La proposta semplificatrice che ci sentiamo di sostenere è la seguente. L’acquisto dell’energia viene demandato personalmente al dipendente, al quale viene riconosciuto sia dal punto di vista contrattuale col datore di lavoro, che dal punto di vista fiscale, un rimborso spese forfetario calcolato sulla base dei chilometri percorsi (dato certo), del consumo omologato (dato altrettanto certo rinvenibile nel libretto di circolazione), applicando ai kWh consumati un prezzo medio di mercato (misurabile dalla ARERA). In questo modo si otterrebbero vantaggi per tutti.
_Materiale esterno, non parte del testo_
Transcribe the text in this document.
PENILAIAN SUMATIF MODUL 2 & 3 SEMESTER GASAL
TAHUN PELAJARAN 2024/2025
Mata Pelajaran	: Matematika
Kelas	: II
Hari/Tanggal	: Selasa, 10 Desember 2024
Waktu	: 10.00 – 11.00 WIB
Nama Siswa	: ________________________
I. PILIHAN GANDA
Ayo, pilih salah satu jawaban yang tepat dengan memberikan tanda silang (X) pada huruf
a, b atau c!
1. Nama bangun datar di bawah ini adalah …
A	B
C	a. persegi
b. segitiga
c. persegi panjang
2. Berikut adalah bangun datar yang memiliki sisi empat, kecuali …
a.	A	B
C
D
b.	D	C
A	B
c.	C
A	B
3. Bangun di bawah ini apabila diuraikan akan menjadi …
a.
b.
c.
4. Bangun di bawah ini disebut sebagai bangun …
Infatti:
- per l’azienda e per il fisco l’importo rimborsato diviene un dato certo, non suscettibile di truffe se non con improbabili alterazioni del numero di chilometri percorsi;
- l’utilizzatore avrebbe tutto l’interesse a gestire nel miglior modo le proprie ricariche, rivolgendosi di volta in volta all’operatore più conveniente a seconda delle circostanze, e/o sfruttando al meglio o comunque incentivandolo a dotarsi di un proprio impianto di produzione di energia rinnovabile;
- l’utilizzatore sarebbe anche incentivato a moderare i consumi (e quindi la velocità di impiego del veicolo), essendo il primo a pagare di tasca propria il maggior costo che deriverebbe da una guida non risparmiosa.